Persiapan akhir nantinya akan dijalani bersama tujuh atlet tinju yang sudah berada di KSB. Latihan dilakukan dalam tahap persiapan khusus atau pra-kompetisi. Sedangkan untuk try out tidak ada yang bisa diikuti lagi. Try out terakhir dilakukannya saat mengikuti Kejuaran Tinju Asia 2021 dan meraih medali perak.
Terkati PON Papua, Huswatun optimis bisa meraih hasil maksimal. Setelah sebelumnya pada PON Jabar 2016, dia meraih medali perak. ”Saingan utama nanti petinju tuan rumah,” cetusnya.
Target medali emas yang dibebankan kepada Huswatun bukan tanpa alasan. Petinju kelahiran Kopang, Lombok Tengah ini sudah memiliki sederet prestasi. Huswatun meraih medali perunggu pada Asian Games 2018. Kemudian medali perak di PON Jabar 2016 dan SEA Games 2019.

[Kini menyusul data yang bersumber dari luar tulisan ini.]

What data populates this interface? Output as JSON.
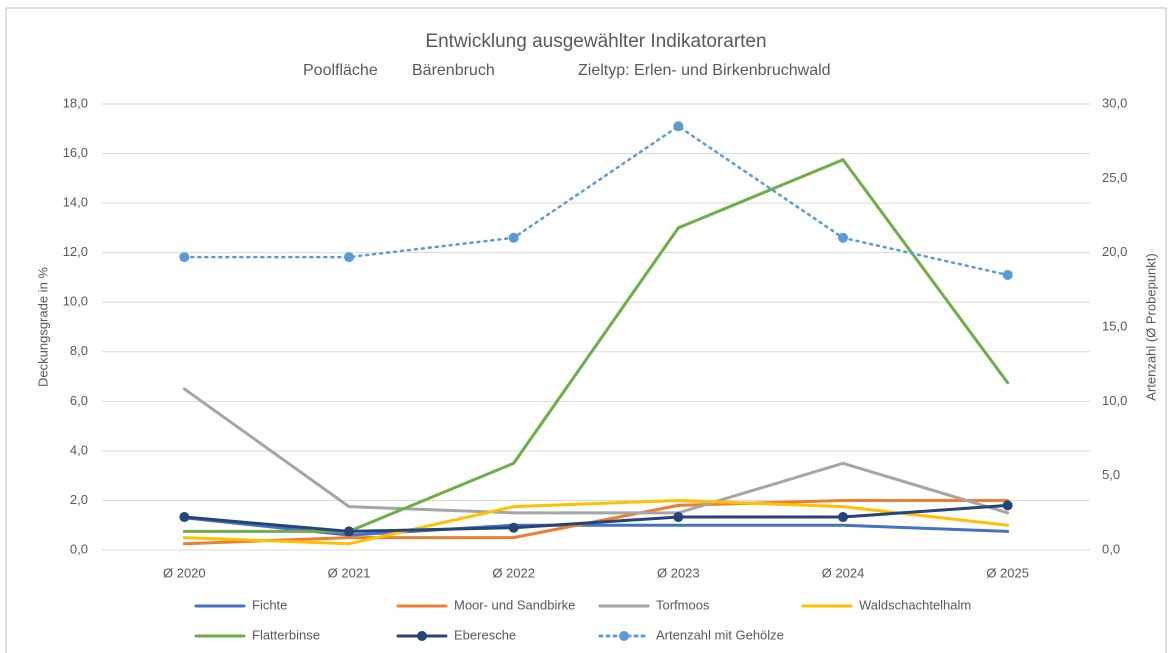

Serta medali perak di ASBC Elite Boxing Championship 2021. Capaian di ASBC sekaligus mengantarkan Huswatun sebagai petinju putri pertama Indonesia yang bisa meraih prestasi di kejuaraan tinju Asia itu.
Ketua Kontingen NTB Mori Hanafi berharap dengan kembalinya Huswatun ke Pelatda bisa menjadi motivasi bagi atlet-atlet tinju lainnya untuk berprestasi. ”Dengan bergabungnya Huswatun bisa membawa energi positif. Saya minta Huswatun terus memotivasi juniornya,” harap Mori.
Dari cabor tinju ada lima medali emas yang ditargetkan. Ini bisa diraih petinju senior maupun junior yang sudah lolos ke PON Papua. ”Peluang itu ada. Sekarang tinggal bagaimana yang junior bisa berjuang maksimal untuk mewujudkannya,” kata dia. Lima medali emas ditargetkan bisa diraih melalui Huswatun Hasanah, Nasruddin, Endang, Saputra Samada dan Ainun Azizah. (puj/r8)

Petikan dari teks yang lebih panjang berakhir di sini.